Abril indígena – por Alice Pataxó

Abril se tornou um mês marcado pela articulação e pelos debates voltados às lutas e conquistas dos povos indígenas no Brasil. Estamos falando de um movimento que pretende contar as histórias que a história não conta, denunciando as diversas arbitrariedades do Estado brasileiro contra seus povos originários, o genocídio escancarado e não noticiado que acontece todos os dias, através da memória das novas gerações que guardam e honram as histórias de seus ancestrais.

Por muito tempo nossos povos foram silenciados, obrigados a se enxergar em uma nova língua. Língua, que, segundo a colonização, nos tornaria sociedade e nos livraria da essência de ser indígena. Mas foi justamente o ser indígena que se tornou nossa maior arma de luta pela conquista de nossos direitos nas décadas de 80 e 90 quando uma nova história começou a ser escrita. Foi quando importantes debates se formaram e algumas batalhas foram conquistadas, desde os direitos indígenas na Constituição Federal de 1988 à ratificação da Convenção nº 169 da OIT- Organização Internacional do Trabalho no Brasil, em 2002. Foi um marco para o início de uma nova história, de povos que tiveram que lutar pelo direito de ser e estar, pelo direito de pertencer à sua própria terra.

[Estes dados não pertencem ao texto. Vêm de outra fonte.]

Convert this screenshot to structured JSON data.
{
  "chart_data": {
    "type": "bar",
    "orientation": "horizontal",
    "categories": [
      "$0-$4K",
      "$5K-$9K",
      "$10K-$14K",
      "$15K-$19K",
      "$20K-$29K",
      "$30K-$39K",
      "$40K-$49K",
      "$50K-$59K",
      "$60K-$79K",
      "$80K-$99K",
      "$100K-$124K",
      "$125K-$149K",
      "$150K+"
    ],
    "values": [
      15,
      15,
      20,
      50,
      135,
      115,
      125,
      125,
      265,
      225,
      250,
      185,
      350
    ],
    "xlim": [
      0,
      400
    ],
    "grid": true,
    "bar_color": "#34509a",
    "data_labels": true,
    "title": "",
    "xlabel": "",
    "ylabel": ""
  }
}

A existência dos indígenas só era lembrada no dia 19 de Abril, dia de uma homenagem distorcida a nossos povos. Em comemoração ao dia do “índio” estereotipado, apropriado e personagem de uma história escrita por quem dominou os povos indígenas do Brasil não lhes dando a chance de contar seu passado de sofrimento, escondendo marcas do passado. Depois de anos de discurso sobre nossas populações reduzidas e desaparecidas pelo Brasil, nos resumindo como povos isolados na Amazônia andando nus e enfeitados com penas, deixaram de contar que somos diversidade, o quanto somos sociáveis, que falamos diversas línguas, que não nos resumimos a tupis e guaranis.

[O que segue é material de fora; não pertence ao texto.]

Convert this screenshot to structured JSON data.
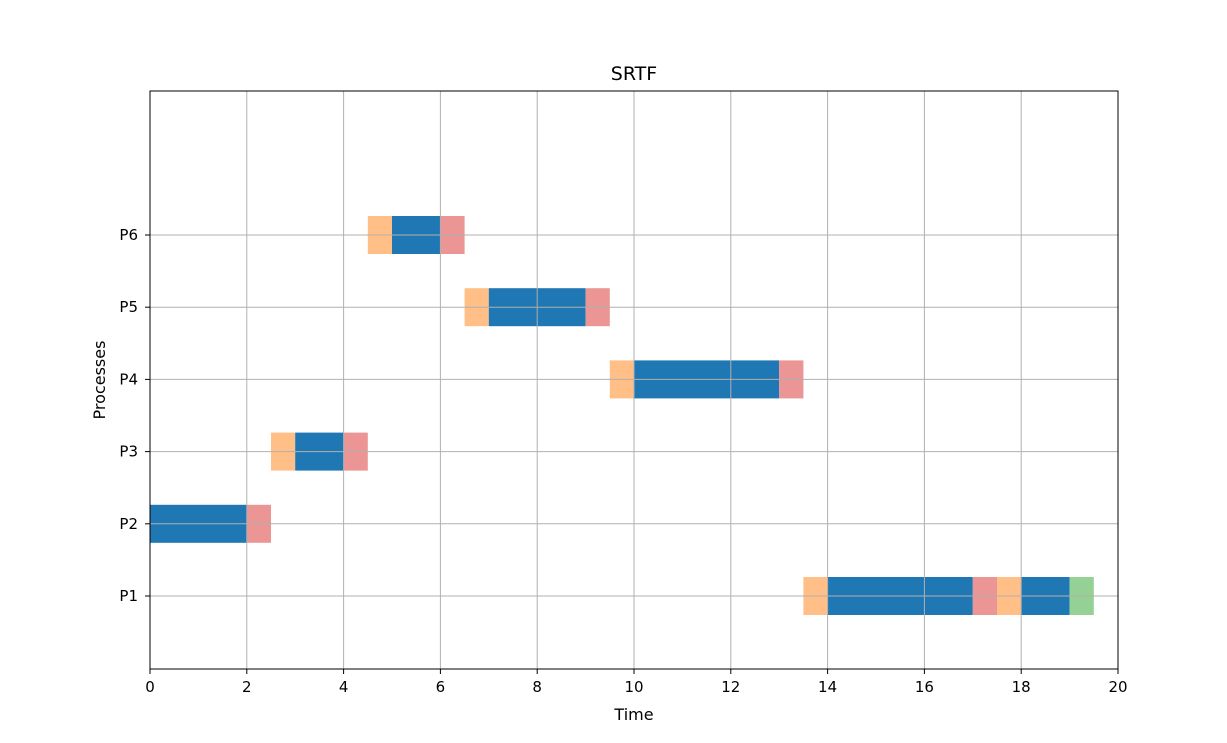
{
  "chart_data": {
    "type": "gantt",
    "title": "SRTF",
    "xlabel": "Time",
    "ylabel": "Processes",
    "xlim": [
      0,
      20
    ],
    "x_ticks": [
      0,
      2,
      4,
      6,
      8,
      10,
      12,
      14,
      16,
      18,
      20
    ],
    "categories": [
      "P1",
      "P2",
      "P3",
      "P4",
      "P5",
      "P6"
    ],
    "grid": true,
    "colors": {
      "run": "#1f77b4",
      "wait": "#ffbf86",
      "switch": "#eb9595",
      "finish": "#95d095"
    },
    "segments": [
      {
        "process": "P2",
        "start": 0,
        "end": 2,
        "kind": "run"
      },
      {
        "process": "P2",
        "start": 2,
        "end": 2.5,
        "kind": "switch"
      },
      {
        "process": "P3",
        "start": 2.5,
        "end": 3,
        "kind": "wait"
      },
      {
        "process": "P3",
        "start": 3,
        "end": 4,
        "kind": "run"
      },
      {
        "process": "P3",
        "start": 4,
        "end": 4.5,
        "kind": "switch"
      },
      {
        "process": "P6",
        "start": 4.5,
        "end": 5,
        "kind": "wait"
      },
      {
        "process": "P6",
        "start": 5,
        "end": 6,
        "kind": "run"
      },
      {
        "process": "P6",
        "start": 6,
        "end": 6.5,
        "kind": "switch"
      },
      {
        "process": "P5",
        "start": 6.5,
        "end": 7,
        "kind": "wait"
      },
      {
        "process": "P5",
        "start": 7,
        "end": 9,
        "kind": "run"
      },
      {
        "process": "P5",
        "start": 9,
        "end": 9.5,
        "kind": "switch"
      },
      {
        "process": "P4",
        "start": 9.5,
        "end": 10,
        "kind": "wait"
      },
      {
        "process": "P4",
        "start": 10,
        "end": 13,
        "kind": "run"
      },
      {
        "process": "P4",
        "start": 13,
        "end": 13.5,
        "kind": "switch"
      },
      {
        "process": "P1",
        "start": 13.5,
        "end": 14,
        "kind": "wait"
      },
      {
        "process": "P1",
        "start": 14,
        "end": 17,
        "kind": "run"
      },
      {
        "process": "P1",
        "start": 17,
        "end": 17.5,
        "kind": "switch"
      },
      {
        "process": "P1",
        "start": 17.5,
        "end": 18,
        "kind": "wait"
      },
      {
        "process": "P1",
        "start": 18,
        "end": 19,
        "kind": "run"
      },
      {
        "process": "P1",
        "start": 19,
        "end": 19.5,
        "kind": "finish"
      }
    ]
  }
}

A articulação das lutas e o protagonismo indígena nos faz olhar hoje, 521 anos após a invasão de nossos territórios disfarçada de descobrimento, nossas verdadeiras e numerosas faces. O orgulho e a presença indígena se fortaleceram no Brasil, mas a luta continua em nome da demarcação de territórios e de espaços como as Universidades também. A força do nossos ancestrais começa um novo movimento, o de ser visto, ser lembrado, ser desmistificado.

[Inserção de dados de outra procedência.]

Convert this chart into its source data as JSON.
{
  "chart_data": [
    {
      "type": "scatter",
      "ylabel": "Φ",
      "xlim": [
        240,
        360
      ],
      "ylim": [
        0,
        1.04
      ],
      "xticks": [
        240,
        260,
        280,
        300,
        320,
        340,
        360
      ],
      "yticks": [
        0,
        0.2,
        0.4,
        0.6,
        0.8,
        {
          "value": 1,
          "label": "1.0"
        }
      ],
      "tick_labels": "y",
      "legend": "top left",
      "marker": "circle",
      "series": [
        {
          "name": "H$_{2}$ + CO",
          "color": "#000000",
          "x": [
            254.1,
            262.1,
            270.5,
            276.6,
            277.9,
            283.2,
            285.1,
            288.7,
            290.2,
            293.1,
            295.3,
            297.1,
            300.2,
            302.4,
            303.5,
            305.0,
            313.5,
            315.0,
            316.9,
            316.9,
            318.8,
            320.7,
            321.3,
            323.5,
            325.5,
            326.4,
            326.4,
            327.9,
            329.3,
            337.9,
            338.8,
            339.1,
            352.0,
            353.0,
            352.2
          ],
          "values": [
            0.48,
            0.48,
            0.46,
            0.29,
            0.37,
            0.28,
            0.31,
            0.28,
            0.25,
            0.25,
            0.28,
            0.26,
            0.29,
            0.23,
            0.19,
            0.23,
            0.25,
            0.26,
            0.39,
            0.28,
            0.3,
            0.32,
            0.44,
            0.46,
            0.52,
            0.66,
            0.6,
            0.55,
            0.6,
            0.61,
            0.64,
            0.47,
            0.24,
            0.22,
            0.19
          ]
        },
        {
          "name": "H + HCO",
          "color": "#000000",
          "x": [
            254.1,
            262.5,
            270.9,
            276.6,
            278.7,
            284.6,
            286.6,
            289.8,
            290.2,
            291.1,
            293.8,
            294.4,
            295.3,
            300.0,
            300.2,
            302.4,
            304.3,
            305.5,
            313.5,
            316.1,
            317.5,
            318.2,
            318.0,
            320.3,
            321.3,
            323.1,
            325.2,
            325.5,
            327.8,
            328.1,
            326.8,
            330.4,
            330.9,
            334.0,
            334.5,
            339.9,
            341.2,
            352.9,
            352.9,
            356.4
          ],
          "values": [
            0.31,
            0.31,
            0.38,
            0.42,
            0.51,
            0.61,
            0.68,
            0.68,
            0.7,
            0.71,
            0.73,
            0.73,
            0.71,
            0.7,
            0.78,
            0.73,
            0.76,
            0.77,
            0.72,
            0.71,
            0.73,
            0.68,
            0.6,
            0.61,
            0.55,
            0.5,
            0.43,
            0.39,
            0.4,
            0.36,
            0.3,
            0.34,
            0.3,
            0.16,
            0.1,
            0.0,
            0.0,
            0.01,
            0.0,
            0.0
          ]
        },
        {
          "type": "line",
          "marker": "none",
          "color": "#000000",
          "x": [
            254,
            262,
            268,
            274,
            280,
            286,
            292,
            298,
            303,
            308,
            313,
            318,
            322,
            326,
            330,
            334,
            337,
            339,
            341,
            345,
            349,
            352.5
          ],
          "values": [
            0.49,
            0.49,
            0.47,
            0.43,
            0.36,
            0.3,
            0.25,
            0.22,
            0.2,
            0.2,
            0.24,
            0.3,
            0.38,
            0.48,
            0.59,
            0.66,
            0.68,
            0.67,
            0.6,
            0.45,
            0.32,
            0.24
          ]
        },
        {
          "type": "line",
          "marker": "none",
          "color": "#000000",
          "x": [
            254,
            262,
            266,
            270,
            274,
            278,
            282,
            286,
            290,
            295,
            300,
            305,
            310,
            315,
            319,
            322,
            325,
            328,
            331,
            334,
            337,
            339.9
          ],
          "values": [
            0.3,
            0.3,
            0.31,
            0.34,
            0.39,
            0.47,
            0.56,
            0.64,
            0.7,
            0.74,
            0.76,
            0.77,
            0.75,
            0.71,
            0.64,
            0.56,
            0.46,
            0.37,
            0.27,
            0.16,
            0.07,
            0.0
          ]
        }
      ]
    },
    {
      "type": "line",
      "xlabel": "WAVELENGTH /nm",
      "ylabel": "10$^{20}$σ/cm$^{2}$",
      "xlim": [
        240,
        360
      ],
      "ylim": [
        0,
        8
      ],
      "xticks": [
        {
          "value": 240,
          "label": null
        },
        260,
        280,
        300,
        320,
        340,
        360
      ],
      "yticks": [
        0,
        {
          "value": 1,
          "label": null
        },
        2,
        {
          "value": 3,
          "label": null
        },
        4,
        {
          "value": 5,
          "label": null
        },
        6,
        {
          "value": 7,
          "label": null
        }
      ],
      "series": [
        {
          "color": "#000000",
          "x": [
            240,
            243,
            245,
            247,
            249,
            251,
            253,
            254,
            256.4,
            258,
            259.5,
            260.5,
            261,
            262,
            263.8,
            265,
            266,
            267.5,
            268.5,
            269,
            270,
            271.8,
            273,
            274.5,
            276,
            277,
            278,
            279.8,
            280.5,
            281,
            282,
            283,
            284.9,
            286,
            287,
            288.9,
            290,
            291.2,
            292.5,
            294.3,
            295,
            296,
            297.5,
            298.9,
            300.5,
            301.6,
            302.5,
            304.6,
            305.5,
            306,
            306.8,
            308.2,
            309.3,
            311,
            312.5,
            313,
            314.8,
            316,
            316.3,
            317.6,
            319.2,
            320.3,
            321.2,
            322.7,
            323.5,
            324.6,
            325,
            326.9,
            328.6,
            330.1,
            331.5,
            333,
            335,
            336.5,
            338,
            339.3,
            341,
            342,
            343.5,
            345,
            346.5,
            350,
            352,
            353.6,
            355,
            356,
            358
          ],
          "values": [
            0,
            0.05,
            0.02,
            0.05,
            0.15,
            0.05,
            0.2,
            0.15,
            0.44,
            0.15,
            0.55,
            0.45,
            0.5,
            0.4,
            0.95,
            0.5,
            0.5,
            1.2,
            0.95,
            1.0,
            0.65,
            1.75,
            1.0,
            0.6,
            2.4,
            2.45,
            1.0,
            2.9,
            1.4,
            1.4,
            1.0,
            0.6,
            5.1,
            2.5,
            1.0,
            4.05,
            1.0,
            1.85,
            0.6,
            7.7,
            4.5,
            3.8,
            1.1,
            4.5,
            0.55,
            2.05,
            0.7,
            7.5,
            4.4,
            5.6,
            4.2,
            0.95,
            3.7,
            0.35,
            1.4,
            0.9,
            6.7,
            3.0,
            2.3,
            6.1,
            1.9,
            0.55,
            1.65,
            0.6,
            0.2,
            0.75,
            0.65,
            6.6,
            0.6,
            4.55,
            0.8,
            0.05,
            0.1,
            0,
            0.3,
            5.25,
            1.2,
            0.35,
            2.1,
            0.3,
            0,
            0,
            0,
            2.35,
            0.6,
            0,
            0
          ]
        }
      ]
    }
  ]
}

A Tucum Brasil vem fortalecer esse Abril de luta, fortalecendo novas narrativas indígenas através da voz, da arte e da escrita de quem vive essa realidade todos os dias. O mês de Abril é um novo marco, não o do descobrimento, mas o da descolonização.

* Alice Pataxó é ativista e comunicadora indígena do povo Pataxó, BA. Fundadora do Canal Nuhé, Alice ao longo do mês de abril vai compartilhar seus textos e reflexões aqui no Blog da Tucum.